Впрочем, сомнения терзали фюрера и далее. 28 февраля 1944 г. в «Бергхоф» прибыла летчица Ханна Райч, чтобы лично получить из рук Гитлера Железный Крест 1-го класса. Во время распития кофе в холле она высказала мнение, что принятие на вооружение реактивных самолетов растянется еще надолго и уже не сможет изменить ход войны. По воспоминаниям фон Белова, у фюрера «пробудилось сомнение насчет выпуска реактивных самолетов». Однако, поколебавшись, он все же решил ничего не менять.

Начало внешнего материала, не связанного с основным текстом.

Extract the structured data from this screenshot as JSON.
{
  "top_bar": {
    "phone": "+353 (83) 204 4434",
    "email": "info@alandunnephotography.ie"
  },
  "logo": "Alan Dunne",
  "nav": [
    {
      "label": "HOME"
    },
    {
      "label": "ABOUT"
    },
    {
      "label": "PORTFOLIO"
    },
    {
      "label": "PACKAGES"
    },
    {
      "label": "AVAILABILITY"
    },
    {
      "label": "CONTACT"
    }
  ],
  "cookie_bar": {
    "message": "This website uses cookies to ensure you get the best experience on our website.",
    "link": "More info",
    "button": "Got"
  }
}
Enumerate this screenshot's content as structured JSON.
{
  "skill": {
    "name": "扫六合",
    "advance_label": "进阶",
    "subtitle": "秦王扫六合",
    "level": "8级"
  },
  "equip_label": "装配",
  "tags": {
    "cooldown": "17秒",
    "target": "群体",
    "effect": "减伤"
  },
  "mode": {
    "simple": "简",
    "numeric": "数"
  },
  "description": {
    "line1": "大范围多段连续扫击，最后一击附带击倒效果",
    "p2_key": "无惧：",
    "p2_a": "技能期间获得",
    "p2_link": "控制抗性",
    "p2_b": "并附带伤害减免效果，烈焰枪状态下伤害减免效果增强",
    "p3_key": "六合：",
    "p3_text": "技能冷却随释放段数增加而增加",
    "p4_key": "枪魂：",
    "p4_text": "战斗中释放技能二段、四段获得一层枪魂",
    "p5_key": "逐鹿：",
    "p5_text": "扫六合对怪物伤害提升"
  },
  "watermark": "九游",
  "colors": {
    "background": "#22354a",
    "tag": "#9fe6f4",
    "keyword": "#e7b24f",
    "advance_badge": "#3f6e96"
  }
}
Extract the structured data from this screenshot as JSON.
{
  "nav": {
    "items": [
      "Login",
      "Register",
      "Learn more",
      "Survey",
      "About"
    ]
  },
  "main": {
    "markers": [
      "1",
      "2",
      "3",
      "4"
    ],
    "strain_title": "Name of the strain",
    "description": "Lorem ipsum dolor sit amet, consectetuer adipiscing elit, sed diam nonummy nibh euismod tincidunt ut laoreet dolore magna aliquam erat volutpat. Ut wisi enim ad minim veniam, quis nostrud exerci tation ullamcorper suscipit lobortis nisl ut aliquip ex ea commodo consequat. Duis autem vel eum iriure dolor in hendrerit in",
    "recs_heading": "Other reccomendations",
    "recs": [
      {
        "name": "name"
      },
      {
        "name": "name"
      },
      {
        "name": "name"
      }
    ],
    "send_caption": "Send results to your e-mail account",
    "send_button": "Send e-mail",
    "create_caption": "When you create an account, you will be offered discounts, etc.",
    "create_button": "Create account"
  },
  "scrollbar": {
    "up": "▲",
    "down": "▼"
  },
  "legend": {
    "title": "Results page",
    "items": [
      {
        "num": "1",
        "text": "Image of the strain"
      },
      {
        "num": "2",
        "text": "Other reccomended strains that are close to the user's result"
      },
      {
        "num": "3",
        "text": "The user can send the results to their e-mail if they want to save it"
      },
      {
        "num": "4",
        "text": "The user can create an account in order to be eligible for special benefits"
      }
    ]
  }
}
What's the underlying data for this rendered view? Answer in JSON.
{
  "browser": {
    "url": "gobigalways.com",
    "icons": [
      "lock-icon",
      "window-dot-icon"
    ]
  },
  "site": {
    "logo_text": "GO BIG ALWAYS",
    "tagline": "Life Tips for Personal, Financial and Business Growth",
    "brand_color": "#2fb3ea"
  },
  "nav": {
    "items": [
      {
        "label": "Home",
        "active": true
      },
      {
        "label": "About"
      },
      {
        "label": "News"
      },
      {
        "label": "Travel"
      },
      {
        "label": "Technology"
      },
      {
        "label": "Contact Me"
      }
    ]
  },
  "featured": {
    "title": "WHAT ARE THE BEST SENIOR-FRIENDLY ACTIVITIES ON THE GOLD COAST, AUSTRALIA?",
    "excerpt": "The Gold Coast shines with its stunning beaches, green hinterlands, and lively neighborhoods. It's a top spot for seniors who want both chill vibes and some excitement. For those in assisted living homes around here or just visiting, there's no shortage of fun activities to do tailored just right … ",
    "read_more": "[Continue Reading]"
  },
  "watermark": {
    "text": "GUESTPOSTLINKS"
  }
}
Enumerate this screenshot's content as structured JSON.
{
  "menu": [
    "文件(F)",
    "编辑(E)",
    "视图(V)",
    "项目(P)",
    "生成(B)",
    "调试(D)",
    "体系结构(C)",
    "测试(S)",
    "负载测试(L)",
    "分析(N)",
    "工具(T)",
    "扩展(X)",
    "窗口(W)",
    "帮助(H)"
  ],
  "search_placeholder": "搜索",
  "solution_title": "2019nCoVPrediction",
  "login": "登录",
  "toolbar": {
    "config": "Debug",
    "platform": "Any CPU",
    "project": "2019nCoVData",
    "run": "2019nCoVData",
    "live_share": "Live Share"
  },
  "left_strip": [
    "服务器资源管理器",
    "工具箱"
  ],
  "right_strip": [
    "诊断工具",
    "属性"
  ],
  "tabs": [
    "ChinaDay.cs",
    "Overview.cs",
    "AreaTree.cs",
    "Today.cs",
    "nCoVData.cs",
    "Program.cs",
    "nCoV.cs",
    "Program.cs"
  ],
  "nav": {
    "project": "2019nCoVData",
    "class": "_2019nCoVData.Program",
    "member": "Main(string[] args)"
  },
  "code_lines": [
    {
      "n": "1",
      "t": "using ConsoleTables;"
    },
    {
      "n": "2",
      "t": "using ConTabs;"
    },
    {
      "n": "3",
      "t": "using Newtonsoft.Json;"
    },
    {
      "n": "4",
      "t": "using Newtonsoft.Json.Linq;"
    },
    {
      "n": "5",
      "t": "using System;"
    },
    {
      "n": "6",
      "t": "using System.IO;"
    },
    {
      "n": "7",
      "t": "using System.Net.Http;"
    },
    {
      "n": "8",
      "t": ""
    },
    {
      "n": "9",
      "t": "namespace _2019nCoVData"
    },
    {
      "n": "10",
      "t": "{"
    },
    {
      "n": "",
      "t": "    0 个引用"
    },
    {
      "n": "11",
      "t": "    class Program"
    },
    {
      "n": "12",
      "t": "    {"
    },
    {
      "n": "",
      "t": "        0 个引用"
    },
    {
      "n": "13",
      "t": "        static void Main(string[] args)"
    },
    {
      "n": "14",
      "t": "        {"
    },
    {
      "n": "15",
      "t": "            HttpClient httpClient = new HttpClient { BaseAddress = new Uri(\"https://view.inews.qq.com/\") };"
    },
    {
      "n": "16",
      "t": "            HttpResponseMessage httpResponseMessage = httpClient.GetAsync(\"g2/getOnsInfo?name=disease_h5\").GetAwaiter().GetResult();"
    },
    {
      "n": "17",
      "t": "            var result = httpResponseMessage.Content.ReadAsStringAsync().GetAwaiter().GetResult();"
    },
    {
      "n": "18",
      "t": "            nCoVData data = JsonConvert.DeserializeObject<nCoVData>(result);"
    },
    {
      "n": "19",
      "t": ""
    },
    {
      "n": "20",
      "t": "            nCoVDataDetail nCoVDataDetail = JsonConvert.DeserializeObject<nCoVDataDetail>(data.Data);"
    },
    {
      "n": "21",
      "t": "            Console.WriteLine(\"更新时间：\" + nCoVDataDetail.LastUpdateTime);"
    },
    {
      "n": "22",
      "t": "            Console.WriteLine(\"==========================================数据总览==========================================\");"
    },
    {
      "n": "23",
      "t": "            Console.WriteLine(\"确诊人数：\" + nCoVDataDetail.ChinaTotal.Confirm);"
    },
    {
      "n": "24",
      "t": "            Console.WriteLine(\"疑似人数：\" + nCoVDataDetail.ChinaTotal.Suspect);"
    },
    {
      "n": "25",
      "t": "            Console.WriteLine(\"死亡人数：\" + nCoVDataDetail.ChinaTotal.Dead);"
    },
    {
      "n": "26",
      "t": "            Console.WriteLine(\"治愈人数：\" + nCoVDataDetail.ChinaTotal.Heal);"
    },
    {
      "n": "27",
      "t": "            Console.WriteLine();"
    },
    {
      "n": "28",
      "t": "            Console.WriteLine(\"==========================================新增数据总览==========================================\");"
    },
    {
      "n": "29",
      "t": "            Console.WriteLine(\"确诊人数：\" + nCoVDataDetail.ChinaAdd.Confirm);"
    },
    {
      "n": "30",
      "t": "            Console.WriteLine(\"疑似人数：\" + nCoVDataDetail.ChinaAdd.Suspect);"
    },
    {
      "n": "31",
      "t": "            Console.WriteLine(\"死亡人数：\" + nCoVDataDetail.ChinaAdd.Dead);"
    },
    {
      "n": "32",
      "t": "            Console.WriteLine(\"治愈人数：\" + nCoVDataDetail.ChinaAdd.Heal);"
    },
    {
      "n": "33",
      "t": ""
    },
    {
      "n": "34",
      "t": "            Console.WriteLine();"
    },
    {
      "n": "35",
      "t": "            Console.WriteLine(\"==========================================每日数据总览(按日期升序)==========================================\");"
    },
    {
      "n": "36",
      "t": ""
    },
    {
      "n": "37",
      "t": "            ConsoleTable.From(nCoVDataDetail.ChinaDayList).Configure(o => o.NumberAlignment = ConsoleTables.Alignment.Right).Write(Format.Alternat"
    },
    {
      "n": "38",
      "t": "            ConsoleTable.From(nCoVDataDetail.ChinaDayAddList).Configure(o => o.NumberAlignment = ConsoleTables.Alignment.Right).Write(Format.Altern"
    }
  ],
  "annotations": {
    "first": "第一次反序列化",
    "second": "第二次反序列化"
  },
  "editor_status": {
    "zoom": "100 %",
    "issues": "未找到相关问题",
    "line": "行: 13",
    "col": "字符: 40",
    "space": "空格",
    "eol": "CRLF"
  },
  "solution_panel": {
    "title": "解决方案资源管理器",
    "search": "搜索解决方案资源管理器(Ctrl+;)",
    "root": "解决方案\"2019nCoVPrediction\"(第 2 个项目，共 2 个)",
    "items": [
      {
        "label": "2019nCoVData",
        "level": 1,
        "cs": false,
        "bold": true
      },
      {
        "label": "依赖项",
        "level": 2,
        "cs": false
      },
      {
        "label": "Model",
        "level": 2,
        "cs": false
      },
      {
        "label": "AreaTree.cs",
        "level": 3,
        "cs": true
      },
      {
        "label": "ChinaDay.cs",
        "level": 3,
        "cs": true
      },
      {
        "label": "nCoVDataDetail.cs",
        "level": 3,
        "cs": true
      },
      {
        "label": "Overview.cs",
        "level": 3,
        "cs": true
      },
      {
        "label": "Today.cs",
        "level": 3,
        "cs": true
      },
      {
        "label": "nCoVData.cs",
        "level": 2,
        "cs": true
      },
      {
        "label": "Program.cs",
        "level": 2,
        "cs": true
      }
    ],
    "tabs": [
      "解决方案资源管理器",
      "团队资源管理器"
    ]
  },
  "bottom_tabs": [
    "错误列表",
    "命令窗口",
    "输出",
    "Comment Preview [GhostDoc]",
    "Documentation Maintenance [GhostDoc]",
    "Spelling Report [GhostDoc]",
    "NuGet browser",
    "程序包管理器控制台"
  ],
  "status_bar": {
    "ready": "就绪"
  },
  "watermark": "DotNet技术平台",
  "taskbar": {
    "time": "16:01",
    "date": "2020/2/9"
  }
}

В марте 1944 г. был создан специальный штаб под руководством заместителя Шпеера Отто Заура, который должен был приложить все силы для развертывания производства Ме-262, хотя двигатели для него еще не были доведены фирмой «Юнкерс». В следующем месяце фюрер вдруг узнал, что ни на один самолет еще не поставлен бомбодержатель, так как все выпущенные машины еще являлись опытными. Однако Гитлер истолковал это как попытку игнорировать его приказ и наорал на Геринга, Заура и Мильха. Доводы последнего, что самолет проектировался как истребитель, не подействовали.
В мае рейхсмаршал заявил генералу Галланду о переходе контроля за проектом Ме-262 к командующему бомбардировочной авиацией генералу Дитриху Пёльцу. Тот, естественно, расстроился, но Геринг успокоил его: «Это не означает, что фюрер рассматривает самолет только в качестве бомбардировщика. Он многого ожидает от Ме-262 и в качестве истребителя и не собирается выпускать только бомбардировщик». Это высказывание подтвердил и сам Гитлер на встрече с Зауром 7 июня. Он требовал выпускать первые партии «Мессершмитта» в варианте бомбардировщика, но разрешил и доводку его в качестве истребителя, допуская параллельное производство Ме-262 в двух модификациях.
В данном случае представители Люфтваффе мыслили как тактики, а Гитлер как стратег, в этом и крылась причина конфликта. Первые думали только о противовоздушной обороне, не понимая, что кризисное положение на фронте в итоге сделает ее просто ненужной. Фюрер же думал в первую очередь об усилении ударной авиации, так как понимал, что только контрударами по противнику и контрнаступлением можно выиграть войну. Некоторые деятели, например Шпеер, чтобы скомпрометировать Гитлера, приводили данные, что якобы переоборудование Ме-262 в бомбардировщик оттянуло его поступление на вооружение на полгода. Однако это не соответствует действительности, производство нового истребителя сдерживала только неготовность турбореактивного двигателя.
Авиаторы продолжали гнуть свою линию. В августе 1944 г. начальник штаба Люфтваффе генерал Вернер Крайпе сделал попытку убедить фюрера в важности усиления ПВО рейха за счет реактивных истребителей, а следовательно, отменить приказ о первоочередном выпуске бомбардировочной модификации. Однако получил отказ. В середине сентября уже Шпеер в очередной раз намекал, что «было бы грубейшей ошибкой переделывать реактивный истребитель в бомбардировщик», однако Гитлер по-прежнему стоял на своем. И только 4 ноября, когда началось серийное производство другого реактивного бомбардировщика фирмы «Арадо» Ar-234, он поддался просьбам Крайпе и разрешил выпуск Ме-262 только в истребительном варианте.